Saturday, 21 June 2008

Economics of the Pay Freeze Workshop, 14 June

The OFFUM - Organising for Fighting Unions Manchester - workshop with Graham Turner, GFC Economics, was an exceptional event. The fact that a good half of those present bought a copy of Graham’s book, The Credit Crunch, Housing Bubbles, Globalisation and the Worldwide Economic Crisis, [Pluto Press, June 2008] is one measure of how well it was received.

Graham’s standpoint is resolutely pro-trade union but not in a tired, defensive way. Rather, here is fresh ammunition presented as a mountain of up to date facts and figures by a professional of high standing.

It is too much to claim that we could take all of it in and give a report that does it justice. Graham’s book is the place to go for that. But from my notes, I got the following. If any one wants to add comments, please do.

The boom of recent years has been based not on higher real wages but the expansion of credit. Now that the boom is over and we are left with the worst economic prospects in living memory, the credit crunch means that accepting a pay freeze is a recipe for taking the economy into a still deeper and longer recession.

The inflation that is hitting us is real and serious. Food prices are going up because of world wide food shortages – worsened by speculation. These shortages stem in large part from the growing marketisation of food production and the introduction of non food cash crops. Above all the price increases are the result of one third of all corn that is being grown going for biofuel because it is so profitable to do so. With global fuel prices it is even worse. Peak oil, that is oil production globally having hit its maximum, the claim by the Russian giant ‘Gazprom’ that oil could hit $250 a barrel is not fantasy. Wages not only have not contributed to inflation but because of the weakness of unions in recent years, have barely kept up with inflation. Profits share of the national wealth has increased and despite the financial crisis, earnings in the city are still rising.

At the same time, some prices, mainly imported manufactured goods, are still falling despite the weaker pound. This is measure of the fat profit margins of the retailers and the competition between them. But this situation also reminds us of how many manufacturing jobs have disappeared during the recent boom. It’s normal for such jobs to go in a slump but that shouldn’t happen in a boom. In Germany, now the largest exporter of manufactured goods in the world, the number of jobs in manufacturing has been rising. The conclusion is that the much praised expansion of Britain’s economy under Blair and Brown is particularly dependent on finance and construction, the two most vulnerable sectors at the moment. The challenge for us is to ensure wages to sustain demand.

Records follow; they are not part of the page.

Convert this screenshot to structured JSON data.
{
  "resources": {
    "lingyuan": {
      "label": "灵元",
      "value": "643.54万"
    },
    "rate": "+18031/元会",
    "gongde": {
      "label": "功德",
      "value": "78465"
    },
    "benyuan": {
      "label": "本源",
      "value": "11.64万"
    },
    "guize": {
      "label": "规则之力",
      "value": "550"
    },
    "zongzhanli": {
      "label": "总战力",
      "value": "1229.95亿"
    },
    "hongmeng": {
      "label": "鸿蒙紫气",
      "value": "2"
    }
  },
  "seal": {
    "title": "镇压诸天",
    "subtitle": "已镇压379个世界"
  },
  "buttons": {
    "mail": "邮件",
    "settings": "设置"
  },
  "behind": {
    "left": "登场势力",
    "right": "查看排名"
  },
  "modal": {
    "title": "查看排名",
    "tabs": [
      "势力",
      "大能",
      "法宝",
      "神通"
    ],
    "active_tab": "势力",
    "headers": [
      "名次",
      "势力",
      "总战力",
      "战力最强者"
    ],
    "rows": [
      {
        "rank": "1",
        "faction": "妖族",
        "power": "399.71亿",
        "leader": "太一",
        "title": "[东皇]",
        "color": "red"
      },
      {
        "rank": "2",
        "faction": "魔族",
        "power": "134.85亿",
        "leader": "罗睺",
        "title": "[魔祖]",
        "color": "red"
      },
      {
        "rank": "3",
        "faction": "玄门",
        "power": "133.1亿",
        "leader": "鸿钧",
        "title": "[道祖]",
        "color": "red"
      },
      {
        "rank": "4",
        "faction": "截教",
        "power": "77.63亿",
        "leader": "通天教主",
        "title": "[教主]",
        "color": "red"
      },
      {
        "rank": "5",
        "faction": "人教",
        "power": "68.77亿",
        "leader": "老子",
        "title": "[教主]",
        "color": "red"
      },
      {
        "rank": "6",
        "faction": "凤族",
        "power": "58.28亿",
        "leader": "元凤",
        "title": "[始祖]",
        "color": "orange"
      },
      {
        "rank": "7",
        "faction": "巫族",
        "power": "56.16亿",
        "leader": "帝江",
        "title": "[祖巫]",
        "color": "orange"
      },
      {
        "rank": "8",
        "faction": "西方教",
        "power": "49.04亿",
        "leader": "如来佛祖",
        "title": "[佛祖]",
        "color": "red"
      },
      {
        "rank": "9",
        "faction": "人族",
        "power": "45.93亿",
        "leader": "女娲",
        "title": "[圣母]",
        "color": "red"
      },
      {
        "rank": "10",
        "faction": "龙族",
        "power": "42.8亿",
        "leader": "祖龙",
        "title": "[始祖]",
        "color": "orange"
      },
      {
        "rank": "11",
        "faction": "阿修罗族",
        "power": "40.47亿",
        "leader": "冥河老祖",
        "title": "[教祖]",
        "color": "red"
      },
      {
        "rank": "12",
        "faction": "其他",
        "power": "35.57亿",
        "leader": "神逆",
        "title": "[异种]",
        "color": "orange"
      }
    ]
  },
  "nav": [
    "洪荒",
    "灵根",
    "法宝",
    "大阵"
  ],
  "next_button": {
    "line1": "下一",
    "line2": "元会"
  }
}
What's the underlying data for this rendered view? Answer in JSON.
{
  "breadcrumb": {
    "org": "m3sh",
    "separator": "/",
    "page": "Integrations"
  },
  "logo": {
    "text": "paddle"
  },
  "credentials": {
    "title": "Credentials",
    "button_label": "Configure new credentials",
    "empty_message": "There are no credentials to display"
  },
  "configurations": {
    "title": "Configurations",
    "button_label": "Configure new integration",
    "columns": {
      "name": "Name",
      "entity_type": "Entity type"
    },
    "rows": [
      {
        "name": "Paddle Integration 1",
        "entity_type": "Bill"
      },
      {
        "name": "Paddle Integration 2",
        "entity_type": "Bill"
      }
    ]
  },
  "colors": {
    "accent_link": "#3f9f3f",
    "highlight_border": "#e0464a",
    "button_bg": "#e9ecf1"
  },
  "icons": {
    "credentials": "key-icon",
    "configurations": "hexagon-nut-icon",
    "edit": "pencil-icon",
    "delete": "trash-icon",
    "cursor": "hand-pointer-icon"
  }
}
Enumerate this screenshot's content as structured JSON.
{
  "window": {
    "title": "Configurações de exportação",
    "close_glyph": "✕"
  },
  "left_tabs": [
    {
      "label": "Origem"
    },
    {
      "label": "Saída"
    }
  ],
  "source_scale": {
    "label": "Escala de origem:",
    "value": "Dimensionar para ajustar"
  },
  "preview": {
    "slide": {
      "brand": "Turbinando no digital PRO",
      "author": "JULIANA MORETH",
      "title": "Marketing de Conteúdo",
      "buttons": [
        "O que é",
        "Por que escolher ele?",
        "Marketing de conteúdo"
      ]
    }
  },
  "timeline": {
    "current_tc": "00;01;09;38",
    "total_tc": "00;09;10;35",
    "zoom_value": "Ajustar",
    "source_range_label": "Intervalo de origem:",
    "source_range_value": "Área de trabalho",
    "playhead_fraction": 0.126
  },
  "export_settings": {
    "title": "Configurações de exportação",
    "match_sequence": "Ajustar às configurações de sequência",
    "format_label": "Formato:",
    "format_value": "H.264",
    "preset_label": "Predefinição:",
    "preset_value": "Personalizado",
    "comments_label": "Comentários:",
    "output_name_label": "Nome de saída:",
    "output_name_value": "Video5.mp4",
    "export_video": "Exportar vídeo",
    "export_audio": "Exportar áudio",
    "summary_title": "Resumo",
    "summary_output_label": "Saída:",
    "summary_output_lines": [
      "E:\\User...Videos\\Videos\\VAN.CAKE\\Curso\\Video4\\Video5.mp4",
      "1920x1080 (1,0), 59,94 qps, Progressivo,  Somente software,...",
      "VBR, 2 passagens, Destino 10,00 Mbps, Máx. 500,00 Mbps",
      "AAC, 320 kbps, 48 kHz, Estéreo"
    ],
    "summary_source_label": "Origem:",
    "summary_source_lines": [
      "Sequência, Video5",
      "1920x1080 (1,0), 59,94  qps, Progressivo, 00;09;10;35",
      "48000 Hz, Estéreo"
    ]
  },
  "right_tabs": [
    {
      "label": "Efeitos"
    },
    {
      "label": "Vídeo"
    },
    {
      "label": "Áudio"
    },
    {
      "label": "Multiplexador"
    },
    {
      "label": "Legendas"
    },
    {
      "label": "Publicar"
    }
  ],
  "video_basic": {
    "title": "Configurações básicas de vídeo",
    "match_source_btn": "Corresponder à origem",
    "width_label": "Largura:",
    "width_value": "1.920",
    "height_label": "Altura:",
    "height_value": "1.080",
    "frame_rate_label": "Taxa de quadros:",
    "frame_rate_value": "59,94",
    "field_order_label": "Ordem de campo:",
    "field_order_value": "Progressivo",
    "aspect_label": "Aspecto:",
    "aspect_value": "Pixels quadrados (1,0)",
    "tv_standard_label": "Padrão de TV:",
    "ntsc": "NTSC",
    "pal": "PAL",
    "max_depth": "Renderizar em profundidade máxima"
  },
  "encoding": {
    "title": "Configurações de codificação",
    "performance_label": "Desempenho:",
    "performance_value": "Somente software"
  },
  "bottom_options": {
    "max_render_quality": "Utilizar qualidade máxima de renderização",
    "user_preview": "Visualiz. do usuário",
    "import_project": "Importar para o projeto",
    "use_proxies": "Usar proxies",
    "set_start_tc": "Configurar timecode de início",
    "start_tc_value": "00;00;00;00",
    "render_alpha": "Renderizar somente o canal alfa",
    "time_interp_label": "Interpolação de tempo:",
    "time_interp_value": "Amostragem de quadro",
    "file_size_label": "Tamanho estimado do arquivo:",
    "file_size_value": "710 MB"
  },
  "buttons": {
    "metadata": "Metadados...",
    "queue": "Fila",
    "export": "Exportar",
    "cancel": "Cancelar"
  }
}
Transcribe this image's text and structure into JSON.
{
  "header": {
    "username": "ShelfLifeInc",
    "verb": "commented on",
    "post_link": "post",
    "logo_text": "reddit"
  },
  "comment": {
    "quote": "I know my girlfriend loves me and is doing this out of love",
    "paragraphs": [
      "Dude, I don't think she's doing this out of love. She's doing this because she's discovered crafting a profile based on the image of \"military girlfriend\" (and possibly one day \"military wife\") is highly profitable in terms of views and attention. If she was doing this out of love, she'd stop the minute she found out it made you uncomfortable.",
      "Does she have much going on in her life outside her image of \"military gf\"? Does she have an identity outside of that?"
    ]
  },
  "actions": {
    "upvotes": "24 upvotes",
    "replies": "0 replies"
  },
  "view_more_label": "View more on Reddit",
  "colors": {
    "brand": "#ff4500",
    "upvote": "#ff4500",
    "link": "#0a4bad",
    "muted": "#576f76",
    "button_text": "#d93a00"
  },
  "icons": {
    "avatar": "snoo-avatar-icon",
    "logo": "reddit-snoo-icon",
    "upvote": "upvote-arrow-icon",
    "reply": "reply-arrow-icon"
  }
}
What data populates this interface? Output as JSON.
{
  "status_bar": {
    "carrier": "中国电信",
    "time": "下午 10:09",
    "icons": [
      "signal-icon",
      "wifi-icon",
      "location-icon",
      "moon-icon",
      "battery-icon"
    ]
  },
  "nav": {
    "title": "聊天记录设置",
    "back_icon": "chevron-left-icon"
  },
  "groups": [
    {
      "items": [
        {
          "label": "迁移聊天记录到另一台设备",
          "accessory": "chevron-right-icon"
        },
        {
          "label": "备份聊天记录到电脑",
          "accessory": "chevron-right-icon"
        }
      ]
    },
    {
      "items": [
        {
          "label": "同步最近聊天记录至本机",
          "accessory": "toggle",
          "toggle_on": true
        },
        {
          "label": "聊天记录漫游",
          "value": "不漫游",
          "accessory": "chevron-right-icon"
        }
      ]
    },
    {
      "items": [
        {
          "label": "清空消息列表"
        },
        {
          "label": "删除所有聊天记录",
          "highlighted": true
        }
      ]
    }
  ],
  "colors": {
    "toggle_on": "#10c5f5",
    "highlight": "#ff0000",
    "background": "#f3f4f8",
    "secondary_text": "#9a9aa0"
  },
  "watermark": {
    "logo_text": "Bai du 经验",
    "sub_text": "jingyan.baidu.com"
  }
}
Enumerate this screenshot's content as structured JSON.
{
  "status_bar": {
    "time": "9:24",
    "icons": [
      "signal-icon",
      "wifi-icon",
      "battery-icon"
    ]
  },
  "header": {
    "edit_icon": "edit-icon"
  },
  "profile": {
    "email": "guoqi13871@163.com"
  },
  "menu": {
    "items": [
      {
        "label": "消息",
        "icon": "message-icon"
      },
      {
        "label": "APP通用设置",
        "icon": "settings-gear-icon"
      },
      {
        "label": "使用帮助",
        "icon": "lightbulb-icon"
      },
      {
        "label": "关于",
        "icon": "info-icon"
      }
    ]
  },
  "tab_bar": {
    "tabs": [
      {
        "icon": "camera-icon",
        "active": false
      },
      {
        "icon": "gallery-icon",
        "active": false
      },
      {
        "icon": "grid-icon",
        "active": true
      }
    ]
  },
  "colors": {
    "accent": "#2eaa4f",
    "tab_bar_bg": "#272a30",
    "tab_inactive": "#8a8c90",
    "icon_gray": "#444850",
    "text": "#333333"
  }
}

As for the collapsing property market, the probable consequence of the bursting of a credit bubble that has being growing for so many years is that property prices will keep falling for a long time. There is a close parallel with the collapse of the property boom in Japan in 1990 which has led to falling property values ever since. While, as one of us put it to Graham, this means that houses become more affordable for young people, a better solution is to boost young people’s buying power and to have the government buy repossessed and empty properties and use them to recreate council - genuinely affordable – housing.